Some of the errors that can occur is when the operand doesn't point to the table directly. For example in this particular case the start Y value is FC, not 00, so the actual address is $88D2 + FC = $89CE.

To make it work, you need to manually add a tbl_89CE label to $89CE location, while LDA $88D2,Y should look like this.

In my case error occurred because the script couldn't find $88D2, but if it would find it, a label would be added as usual. So you need to double check all tbl_ labels and correct them if needed.

Note that some tables can be only 1 byte length, for example code can read byte 20 from $89AB via LDA $89AB instruction, not via LDA #$20 instruction. If these addresses don't have labels, you're in a trouble when you start to edit and shift code. However, my script doesn't find these cases. You can do this manually by searching in Notepad++ with a specific regular expression - (LDA|LDX|LDY|INC|DEC|CMP|ADC|SBC|ORA|AND|EOR|ASL|ROL|LSR|ROR|BIT).\$(6|7|8|9|A|B|C|D|E|F)....\n

Label JMP/JSR [range]

This script also takes Labeling range as an argument, but it labels JMP (absolute 4C) and JSR instructions only. Labels for JMP will look like loc_, and for JSR - sub_.

There is less room for errors than with Label tables script, however some JMP and JSR instructions can actually point to the address in another bank. You need to keep an eye on bankswitching routines and see what bank it selects before executing a JMP/JSR. Luckily that's not a very common case.

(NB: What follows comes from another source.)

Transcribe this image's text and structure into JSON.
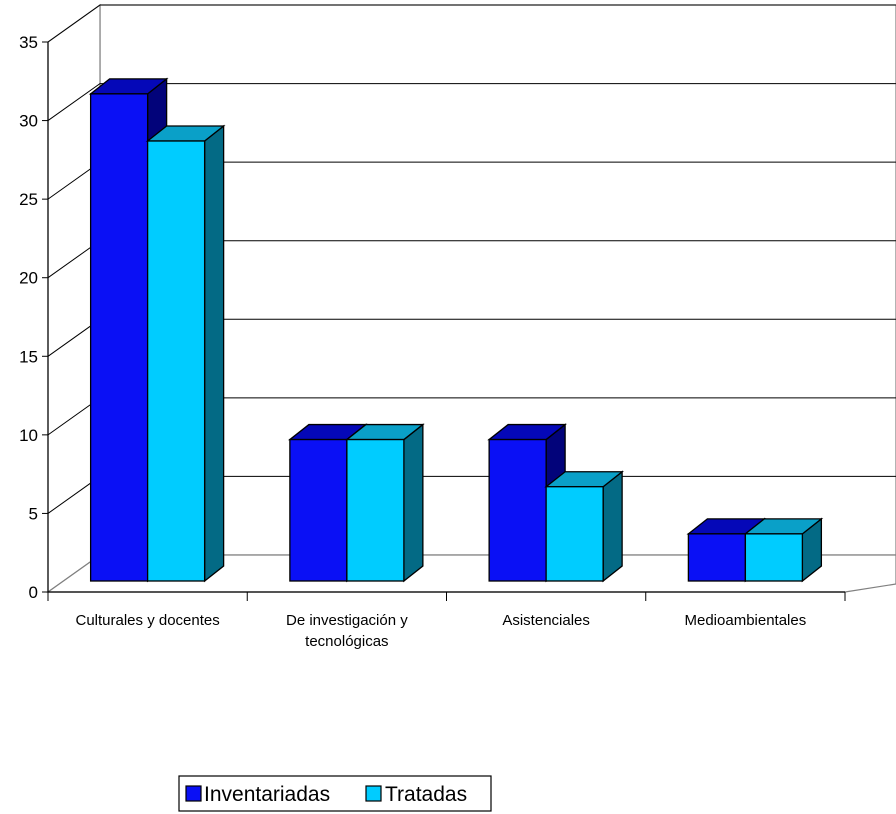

Taken together sub_, loc_ and ofs_ labels, which are all highlighted with blue syntax, you can see how exactly code gets to these locations. Also, there can be a room for optimizations, like sometimes JMP can jump directly to RTS (look at the loc_8A90 label on the previous screenshot), meaning you can use another RTS instead of that JMP, saving 2 bytes of space and 3 CPU cycles.

And just like with Label tables script, you can test unintended ranges to search for jumps into another bank.

--- OTHER ---

Clear console

Simply clears the console if you want to clear it for some reason.

Paste counter and increase it

Pastes counter to the text file, depending on the current value and Counter mode. After that the counter is increased by 1. It can be used together with some marco to add comments to bytes from tables or whatever.